What the PS-3420 aims to do

It’s a megohmmeter—also called a high-voltage mega—made for transformers, motors, switchgear, long cable runs, and aerospace harnesses. The core idea is simple: apply a controlled DC test voltage and measure insulation resistance across time. The details—stability, guarding, leakage handling—make or break your data.

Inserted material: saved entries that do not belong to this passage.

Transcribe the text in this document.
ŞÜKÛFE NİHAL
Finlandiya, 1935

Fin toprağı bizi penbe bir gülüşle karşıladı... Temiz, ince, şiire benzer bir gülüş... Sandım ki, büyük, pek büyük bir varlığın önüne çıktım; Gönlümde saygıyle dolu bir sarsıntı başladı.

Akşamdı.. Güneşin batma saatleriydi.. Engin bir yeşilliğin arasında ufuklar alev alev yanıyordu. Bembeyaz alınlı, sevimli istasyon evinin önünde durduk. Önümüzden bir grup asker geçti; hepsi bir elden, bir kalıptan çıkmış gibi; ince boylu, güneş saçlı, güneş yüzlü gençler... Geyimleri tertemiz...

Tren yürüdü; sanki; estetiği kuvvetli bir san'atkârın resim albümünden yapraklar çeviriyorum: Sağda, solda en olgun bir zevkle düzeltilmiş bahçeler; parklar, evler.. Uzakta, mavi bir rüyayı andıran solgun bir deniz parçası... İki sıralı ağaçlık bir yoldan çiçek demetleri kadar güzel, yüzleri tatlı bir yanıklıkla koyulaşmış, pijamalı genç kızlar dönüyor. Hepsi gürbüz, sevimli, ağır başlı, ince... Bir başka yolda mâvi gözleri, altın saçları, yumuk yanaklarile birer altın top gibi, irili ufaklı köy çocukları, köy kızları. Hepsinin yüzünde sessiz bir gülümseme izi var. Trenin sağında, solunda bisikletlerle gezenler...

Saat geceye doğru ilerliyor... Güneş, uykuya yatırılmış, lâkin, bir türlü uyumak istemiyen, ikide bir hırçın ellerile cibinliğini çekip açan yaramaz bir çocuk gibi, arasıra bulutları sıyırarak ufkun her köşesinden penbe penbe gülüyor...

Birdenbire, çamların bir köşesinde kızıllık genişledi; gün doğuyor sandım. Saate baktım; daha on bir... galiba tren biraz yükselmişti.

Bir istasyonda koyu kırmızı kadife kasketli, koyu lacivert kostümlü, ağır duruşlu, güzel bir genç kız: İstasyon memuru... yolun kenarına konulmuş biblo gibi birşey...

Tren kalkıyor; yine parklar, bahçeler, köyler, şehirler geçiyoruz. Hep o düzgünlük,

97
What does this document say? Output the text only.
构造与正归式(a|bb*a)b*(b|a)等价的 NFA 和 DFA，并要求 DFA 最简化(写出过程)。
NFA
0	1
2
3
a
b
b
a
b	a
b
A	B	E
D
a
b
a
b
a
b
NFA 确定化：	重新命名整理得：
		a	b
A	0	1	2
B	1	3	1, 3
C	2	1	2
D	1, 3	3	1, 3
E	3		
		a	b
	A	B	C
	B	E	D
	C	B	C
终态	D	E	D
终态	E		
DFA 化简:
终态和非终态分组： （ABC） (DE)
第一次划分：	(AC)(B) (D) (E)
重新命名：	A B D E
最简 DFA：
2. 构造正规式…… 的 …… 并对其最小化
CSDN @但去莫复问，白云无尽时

High Voltage Digital Insulation Tester – 10kV, Auto-Logging

Typical specs (real-world use may vary)

Model PS-3420 High Voltage Insulation Resistance Tester
Test Voltage Range ≈ 500 V to 5 kV (configurable; check datasheet for exact options)
Resistance Range Up to around 10 TΩ (noise and environment dependent)
Functions Timed test, PI/DAR, step-voltage, polarization/leakage current
Safety/Certs IEC/EN 61010-1, IEC 61557-2; CE; RoHS (typical for class)
I/O USB (data export), optional Bluetooth (varies by build)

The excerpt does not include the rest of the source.